O Secretário de Estado do Vaticano, cardeal Pietro Parolin, enviou às Nações Unidas (ONU) por ocasião do Dia Mundial da Água, deste ano pandêmico de 2021, um documento que ratifica as palavras do Papa Francisco na Encíclica Laudato Si sobre a escassez de água potável e limpa e critica a mercantilização desse tesouro indispensável para a vida humana.
Com a pandemia, o percentual de pobreza no mundo ficará em torno de 9,4% da população, de acordo com os dados das Nações Unidas, são milhares de milhões de pessoas que podem ser afetadas pelos impactos ambientais causados por uma aguda escassez de água, sendo previsível, como disse o Papa no número 31 da Laudato Si, o controle da água por grandes empresas multinacionais.

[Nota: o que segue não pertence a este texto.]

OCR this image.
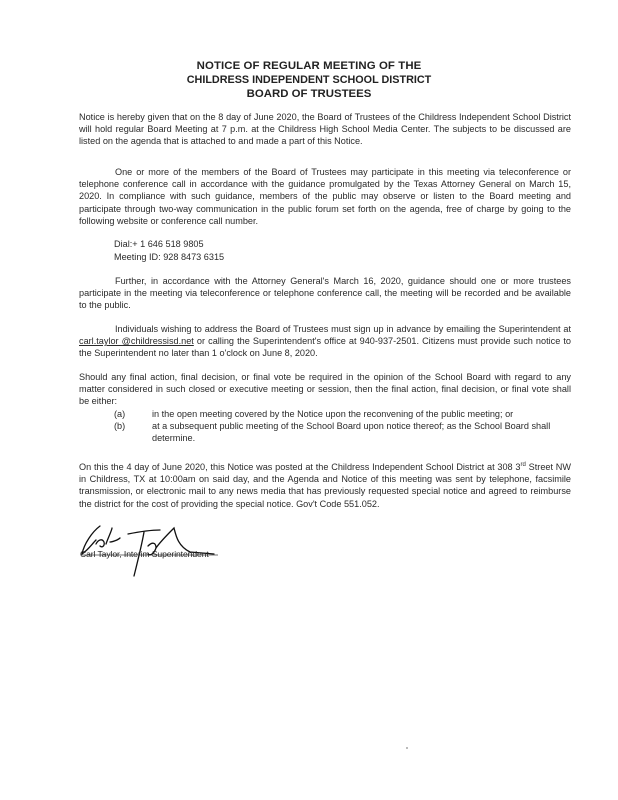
NOTICE OF REGULAR MEETING OF THE
CHILDRESS INDEPENDENT SCHOOL DISTRICT
BOARD OF TRUSTEES

Notice is hereby given that on the 8 day of June 2020, the Board of Trustees of the Childress Independent School District will hold regular Board Meeting at 7 p.m. at the Childress High School Media Center. The subjects to be discussed are listed on the agenda that is attached to and made a part of this Notice.

One or more of the members of the Board of Trustees may participate in this meeting via teleconference or telephone conference call in accordance with the guidance promulgated by the Texas Attorney General on March 15, 2020. In compliance with such guidance, members of the public may observe or listen to the Board meeting and participate through two-way communication in the public forum set forth on the agenda, free of charge by going to the following website or conference call number.

Dial:+ 1 646 518 9805
Meeting ID: 928 8473 6315

Further, in accordance with the Attorney General's March 16, 2020, guidance should one or more trustees participate in the meeting via teleconference or telephone conference call, the meeting will be recorded and be available to the public.

Individuals wishing to address the Board of Trustees must sign up in advance by emailing the Superintendent at carl.taylor @childressisd.net or calling the Superintendent's office at 940-937-2501. Citizens must provide such notice to the Superintendent no later than 1 o'clock on June 8, 2020.

Should any final action, final decision, or final vote be required in the opinion of the School Board with regard to any matter considered in such closed or executive meeting or session, then the final action, final decision, or final vote shall be either:

(a)	in the open meeting covered by the Notice upon the reconvening of the public meeting; or
(b)	at a subsequent public meeting of the School Board upon notice thereof; as the School Board shall determine.

On this the 4 day of June 2020, this Notice was posted at the Childress Independent School District at 308 3rd Street NW in Childress, TX at 10:00am on said day, and the Agenda and Notice of this meeting was sent by telephone, facsimile transmission, or electronic mail to any news media that has previously requested special notice and agreed to reimburse the district for the cost of providing the special notice. Gov't Code 551.052.

Carl Taylor, Interim Superintendent
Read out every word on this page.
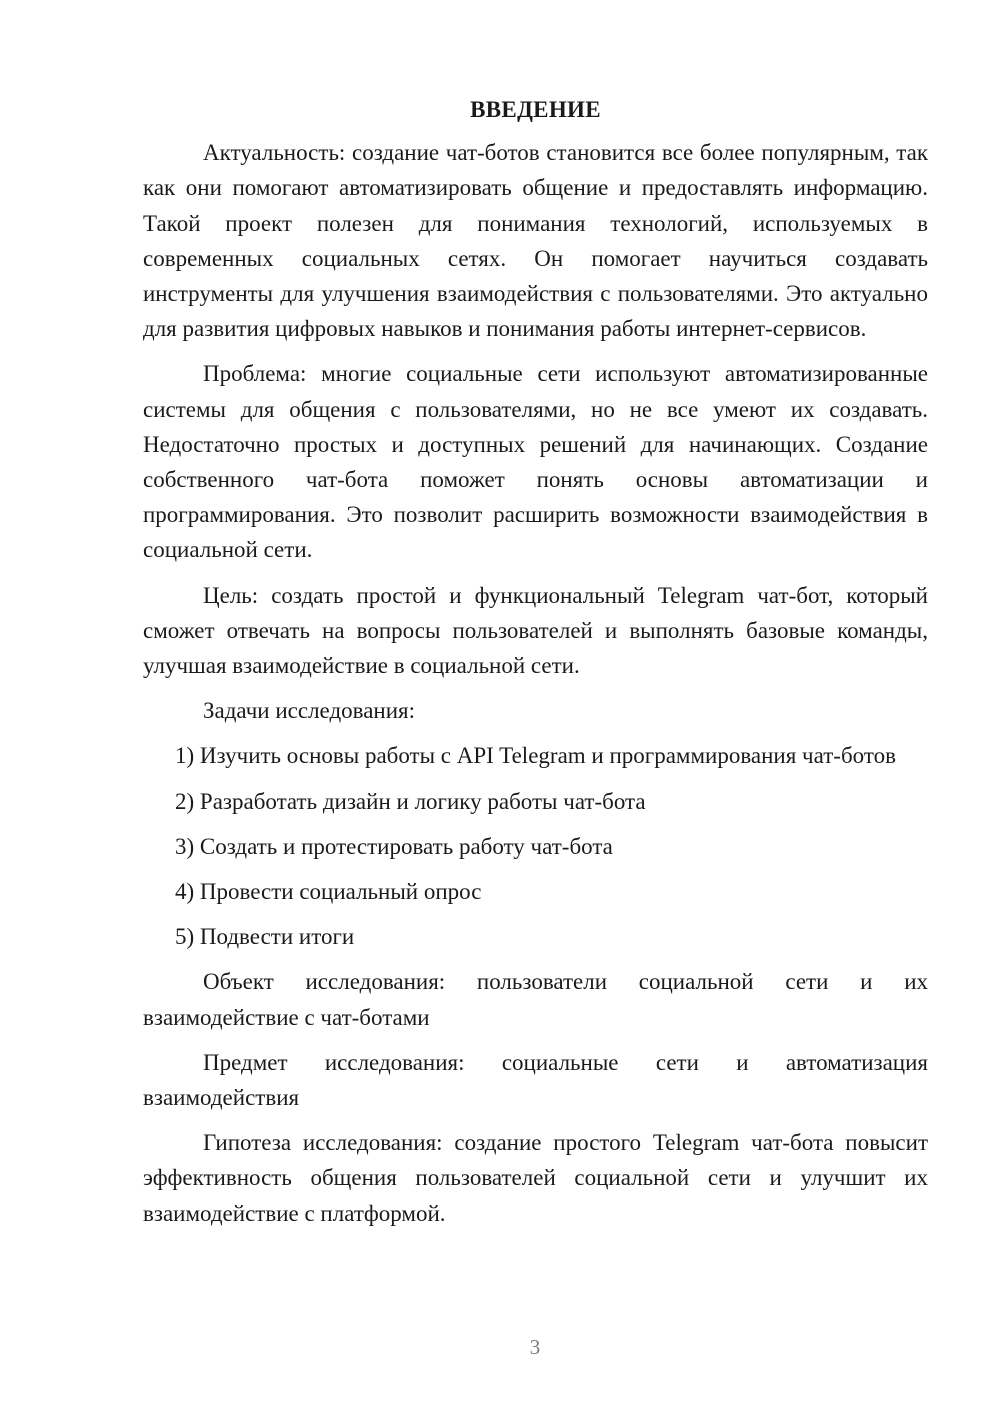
ВВЕДЕНИЕ

Актуальность: создание чат-ботов становится все более популярным, так как они помогают автоматизировать общение и предоставлять информацию. Такой проект полезен для понимания технологий, используемых в современных социальных сетях. Он помогает научиться создавать инструменты для улучшения взаимодействия с пользователями. Это актуально для развития цифровых навыков и понимания работы интернет-сервисов.

Проблема: многие социальные сети используют автоматизированные системы для общения с пользователями, но не все умеют их создавать. Недостаточно простых и доступных решений для начинающих. Создание собственного чат-бота поможет понять основы автоматизации и программирования. Это позволит расширить возможности взаимодействия в социальной сети.

Цель: создать простой и функциональный Telegram чат-бот, который сможет отвечать на вопросы пользователей и выполнять базовые команды, улучшая взаимодействие в социальной сети.

Задачи исследования:

1) Изучить основы работы с API Telegram и программирования чат-ботов

2) Разработать дизайн и логику работы чат-бота

3) Создать и протестировать работу чат-бота

4) Провести социальный опрос

5) Подвести итоги

Объект исследования: пользователи социальной сети и их взаимодействие с чат-ботами

Предмет исследования: социальные сети и автоматизация взаимодействия

Гипотеза исследования: создание простого Telegram чат-бота повысит эффективность общения пользователей социальной сети и улучшит их взаимодействие с платформой.

3
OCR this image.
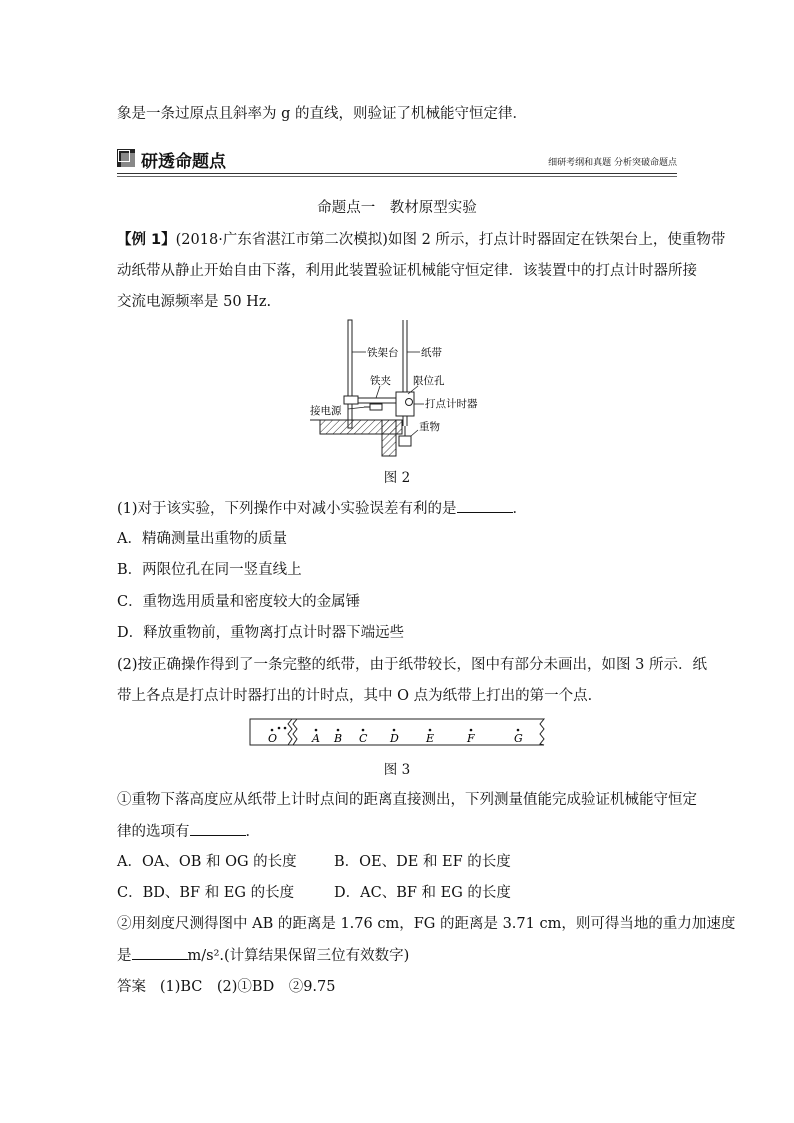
象是一条过原点且斜率为 g 的直线，则验证了机械能守恒定律．
研透命题点	细研考纲和真题 分析突破命题点
命题点一　教材原型实验
【例 1】(2018·广东省湛江市第二次模拟)如图 2 所示，打点计时器固定在铁架台上，使重物带
动纸带从静止开始自由下落，利用此装置验证机械能守恒定律．该装置中的打点计时器所接
交流电源频率是 50 Hz.
铁架台 纸带
铁夹 限位孔
打点计时器
接电源
重物
图 2
(1)对于该实验，下列操作中对减小实验误差有利的是	．
A．精确测量出重物的质量
B．两限位孔在同一竖直线上
C．重物选用质量和密度较大的金属锤
D．释放重物前，重物离打点计时器下端远些
(2)按正确操作得到了一条完整的纸带，由于纸带较长，图中有部分未画出，如图 3 所示．纸
带上各点是打点计时器打出的计时点，其中 O 点为纸带上打出的第一个点．
O	A B C D E	F	G
图 3
①重物下落高度应从纸带上计时点间的距离直接测出，下列测量值能完成验证机械能守恒定
律的选项有	．
A．OA、OB 和 OG 的长度	B．OE、DE 和 EF 的长度
C．BD、BF 和 EG 的长度	D．AC、BF 和 EG 的长度
②用刻度尺测得图中 AB 的距离是 1.76 cm，FG 的距离是 3.71 cm，则可得当地的重力加速度
是	m/s².(计算结果保留三位有效数字)
答案 (1)BC　(2)①BD　②9.75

Não é de estranhar que esse ouro incolor, inodoro e transparente já esteja sendo negociado em comódites no mercado financeiro mundial. Leis de privatização da Água com a falsa esperança de universalizar o uso se espalham pelo mundo inteiro, na contramão de municípios que reestatizaram esses serviços. No Brasil a Lei 14.026/20, sobre o Marco regulatório do Saneamento, altera a situação dos municípios quase que obrigando-os a entregarem às empresas privadas os serviços de saneamento e distribuição de água, tendo aí grande possibilidade de criação de um monopólio do setor privado nos serviços essenciais de acesso à água e ao esgotamento sanitário, contrariando o princípio da universalização do serviço público.

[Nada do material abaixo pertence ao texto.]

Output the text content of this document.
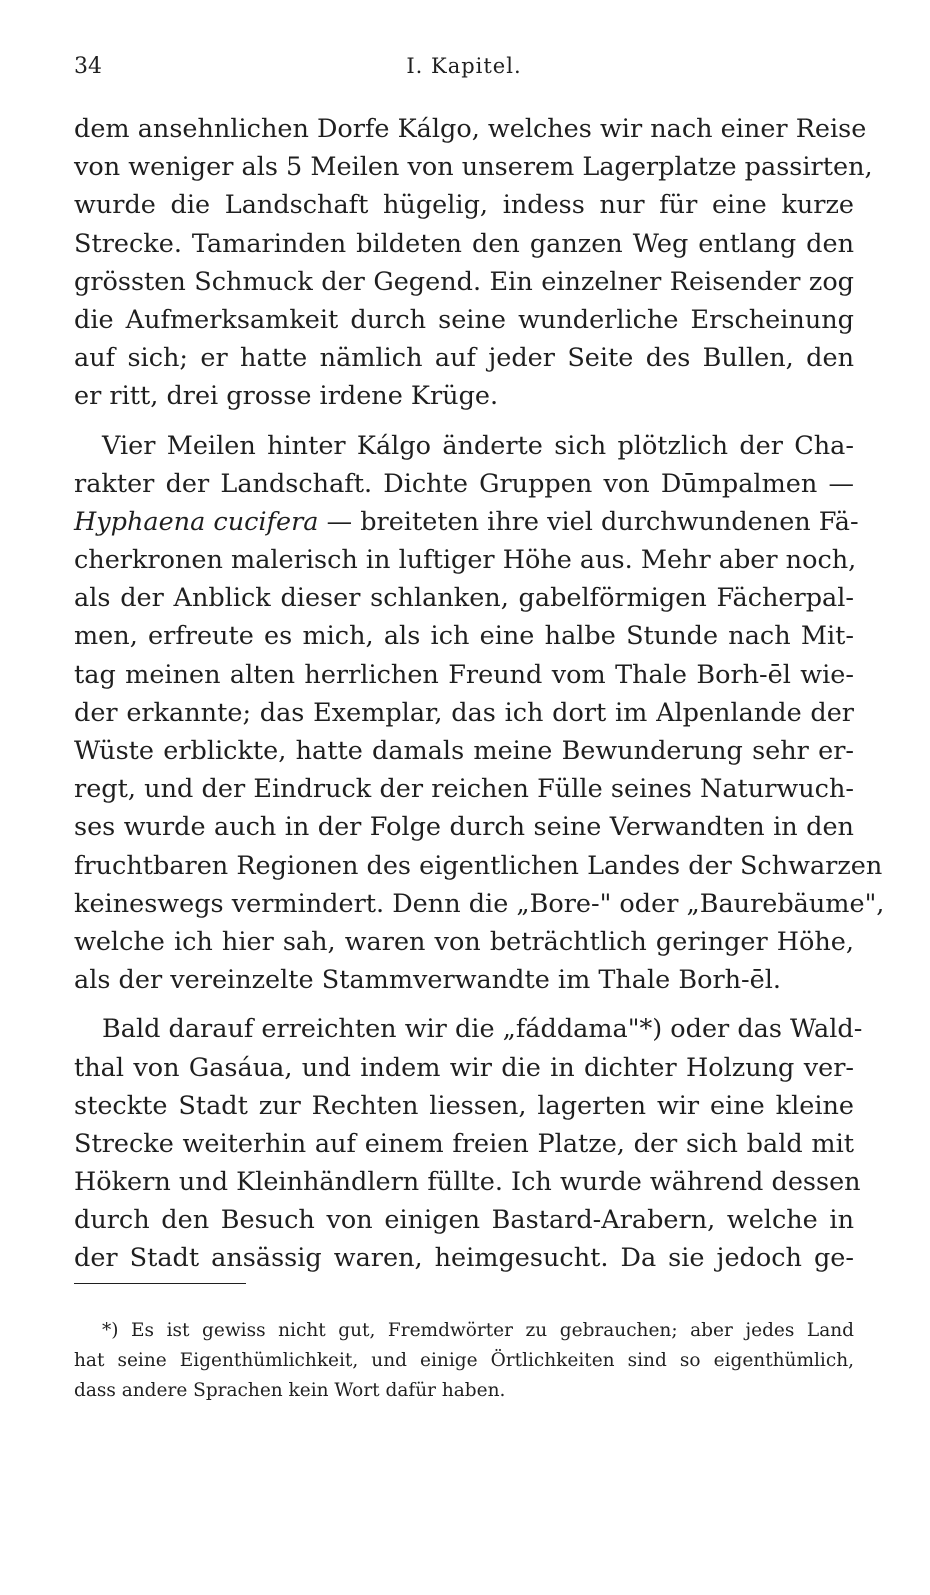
34	I. Kapitel.
dem ansehnlichen Dorfe Kálgo, welches wir nach einer Reise
von weniger als 5 Meilen von unserem Lagerplatze passirten,
wurde die Landschaft hügelig, indess nur für eine kurze
Strecke. Tamarinden bildeten den ganzen Weg entlang den
grössten Schmuck der Gegend. Ein einzelner Reisender zog
die Aufmerksamkeit durch seine wunderliche Erscheinung
auf sich; er hatte nämlich auf jeder Seite des Bullen, den
er ritt, drei grosse irdene Krüge.
Vier Meilen hinter Kálgo änderte sich plötzlich der Cha-
rakter der Landschaft. Dichte Gruppen von Dūmpalmen —
Hyphaena cucifera — breiteten ihre viel durchwundenen Fä-
cherkronen malerisch in luftiger Höhe aus. Mehr aber noch,
als der Anblick dieser schlanken, gabelförmigen Fächerpal-
men, erfreute es mich, als ich eine halbe Stunde nach Mit-
tag meinen alten herrlichen Freund vom Thale Borh-ēl wie-
der erkannte; das Exemplar, das ich dort im Alpenlande der
Wüste erblickte, hatte damals meine Bewunderung sehr er-
regt, und der Eindruck der reichen Fülle seines Naturwuch-
ses wurde auch in der Folge durch seine Verwandten in den
fruchtbaren Regionen des eigentlichen Landes der Schwarzen
keineswegs vermindert. Denn die „Bore-" oder „Baurebäume",
welche ich hier sah, waren von beträchtlich geringer Höhe,
als der vereinzelte Stammverwandte im Thale Borh-ēl.
Bald darauf erreichten wir die „fáddama"*) oder das Wald-
thal von Gasáua, und indem wir die in dichter Holzung ver-
steckte Stadt zur Rechten liessen, lagerten wir eine kleine
Strecke weiterhin auf einem freien Platze, der sich bald mit
Hökern und Kleinhändlern füllte. Ich wurde während dessen
durch den Besuch von einigen Bastard-Arabern, welche in
der Stadt ansässig waren, heimgesucht. Da sie jedoch ge-
*) Es ist gewiss nicht gut, Fremdwörter zu gebrauchen; aber jedes Land
hat seine Eigenthümlichkeit, und einige Örtlichkeiten sind so eigenthümlich,
dass andere Sprachen kein Wort dafür haben.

Manaus, capital do Amazonas, está com esses serviços privatizados desde 2000, e é um exemplo de que a privatização não é a melhor forma de universalizar os recursos hídricos de uma cidade. E ainda passa por um processo maldoso de destombamento do patrimônio natural e cultural do Encontro das Águas, local sagrado e turístico que adorna a cidade de Manaus, para construção de um porto fluvial da empresa Lages. A comunidade grita para que seja construído em outro lugar e que esse espaço seja preservado.
Como bem falou Papa Francisco “Enquanto a qualidade da água disponível piora constantemente, em alguns lugares cresce a tendência para se privatizar esse recurso escasso, tornando-se uma mercadoria sujeita às leis do mercado”. Tanto o Saneamento Básico como o acesso à água potável de qualidade são direitos humanos fundamentais, e por isso não podem ser privatizados. Essa foi uma das bandeiras levantadas no Fórum alternativo Mundial da Água ocorrido em 2018.

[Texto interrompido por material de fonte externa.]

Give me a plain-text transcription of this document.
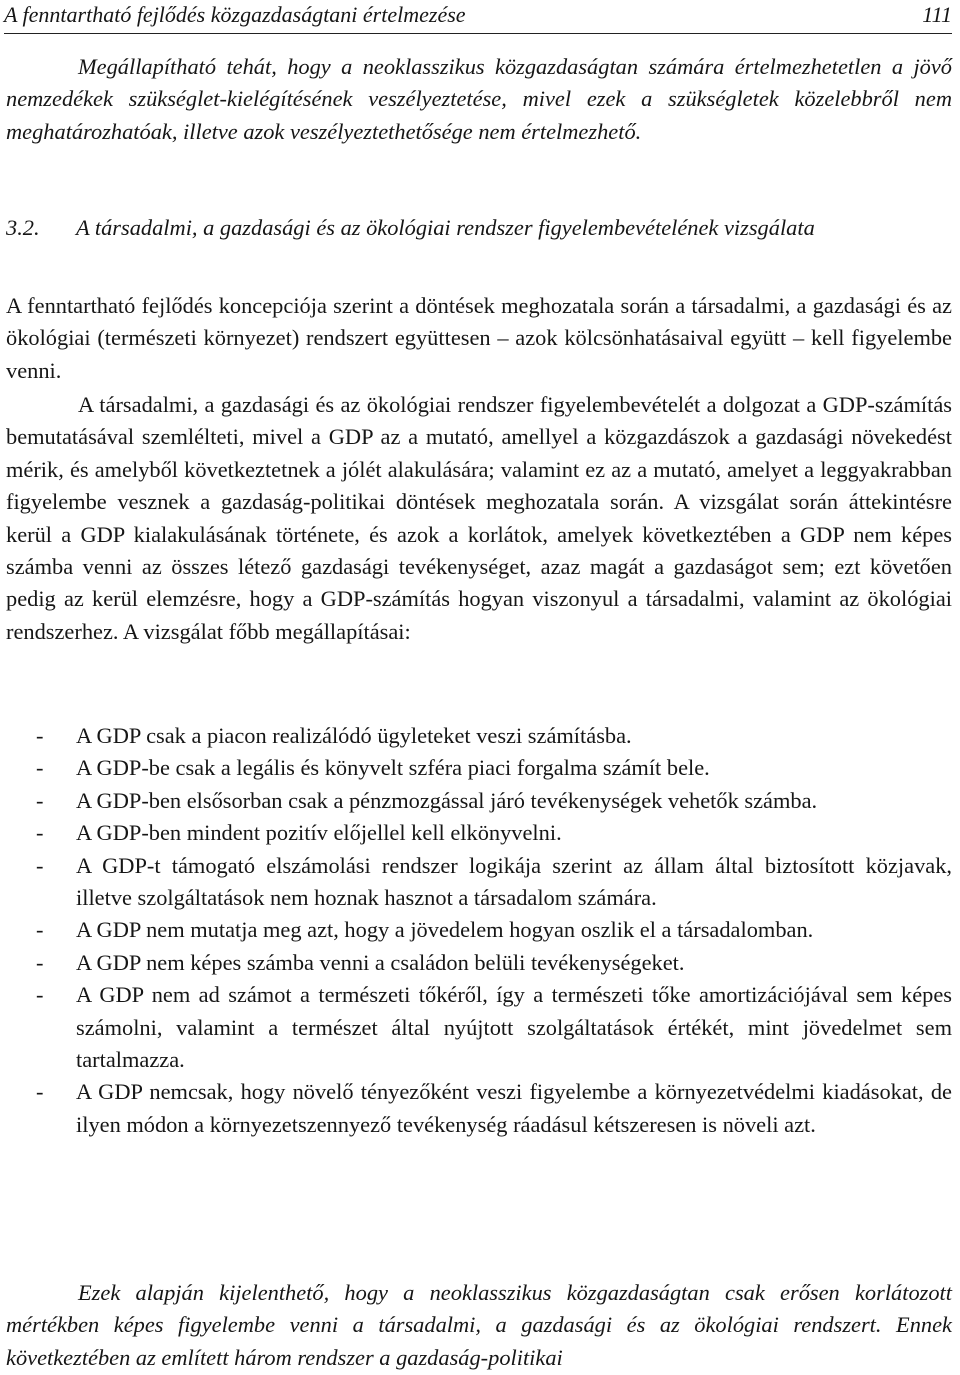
A fenntartható fejlődés közgazdaságtani értelmezése	111

Megállapítható tehát, hogy a neoklasszikus közgazdaságtan számára értelmezhetetlen a jövő nemzedékek szükséglet-kielégítésének veszélyeztetése, mivel ezek a szükségletek közelebbről nem meghatározhatóak, illetve azok veszélyeztethetősége nem értelmezhető.

3.2. A társadalmi, a gazdasági és az ökológiai rendszer figyelembevételének vizsgálata

A fenntartható fejlődés koncepciója szerint a döntések meghozatala során a társadalmi, a gazdasági és az ökológiai (természeti környezet) rendszert együttesen – azok kölcsönhatásaival együtt – kell figyelembe venni.

A társadalmi, a gazdasági és az ökológiai rendszer figyelembevételét a dolgozat a GDP-számítás bemutatásával szemlélteti, mivel a GDP az a mutató, amellyel a közgazdászok a gazdasági növekedést mérik, és amelyből következtetnek a jólét alakulására; valamint ez az a mutató, amelyet a leggyakrabban figyelembe vesznek a gazdaság-politikai döntések meghozatala során. A vizsgálat során áttekintésre kerül a GDP kialakulásának története, és azok a korlátok, amelyek következtében a GDP nem képes számba venni az összes létező gazdasági tevékenységet, azaz magát a gazdaságot sem; ezt követően pedig az kerül elemzésre, hogy a GDP-számítás hogyan viszonyul a társadalmi, valamint az ökológiai rendszerhez. A vizsgálat főbb megállapításai:

- A GDP csak a piacon realizálódó ügyleteket veszi számításba.
- A GDP-be csak a legális és könyvelt szféra piaci forgalma számít bele.
- A GDP-ben elsősorban csak a pénzmozgással járó tevékenységek vehetők számba.
- A GDP-ben mindent pozitív előjellel kell elkönyvelni.
- A GDP-t támogató elszámolási rendszer logikája szerint az állam által biztosított közjavak, illetve szolgáltatások nem hoznak hasznot a társadalom számára.
- A GDP nem mutatja meg azt, hogy a jövedelem hogyan oszlik el a társadalomban.
- A GDP nem képes számba venni a családon belüli tevékenységeket.
- A GDP nem ad számot a természeti tőkéről, így a természeti tőke amortizációjával sem képes számolni, valamint a természet által nyújtott szolgáltatások értékét, mint jövedelmet sem tartalmazza.
- A GDP nemcsak, hogy növelő tényezőként veszi figyelembe a környezetvédelmi kiadásokat, de ilyen módon a környezetszennyező tevékenység ráadásul kétszeresen is növeli azt.

Ezek alapján kijelenthető, hogy a neoklasszikus közgazdaságtan csak erősen korlátozott mértékben képes figyelembe venni a társadalmi, a gazdasági és az ökológiai rendszert. Ennek következtében az említett három rendszer a gazdaság-politikai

O mundo caminha a passos largos em direção a grandes conflitos consequentes da ganância de alguns poucos que concentram as riquezas em seus países, levando todos a um colapso planetário de recursos naturais. A terra não está tendo tempo de respirar, de digerir, tamanha e rápida a produção e consumo tecnológico que chegam as massas populares. O plástico e seus derivados estão sufocando o planeta poluindo rios, lagos e oceanos.
A diminuição da pobreza, a distribuição de renda através de uma boa educação, saúde e transporte coletivo, deixa de ser pauta em Países como o Brasil que limitou as despesas com saúde, educação, assistência social entre outros pelos próximos 20 anos com a PEC 95. O país passa por um período de ascensão dos ideais fascistas. As características desse movimento fascista estão bem presentes na polarização, negacionismo e falsas emoções nacionalistas que conseguem extrair do cidadão o que há de mais selvagem, principalmente, o descaso com o que é de uso comum, com a vida e com a natureza sob o pretexto do uso do nome de Deus.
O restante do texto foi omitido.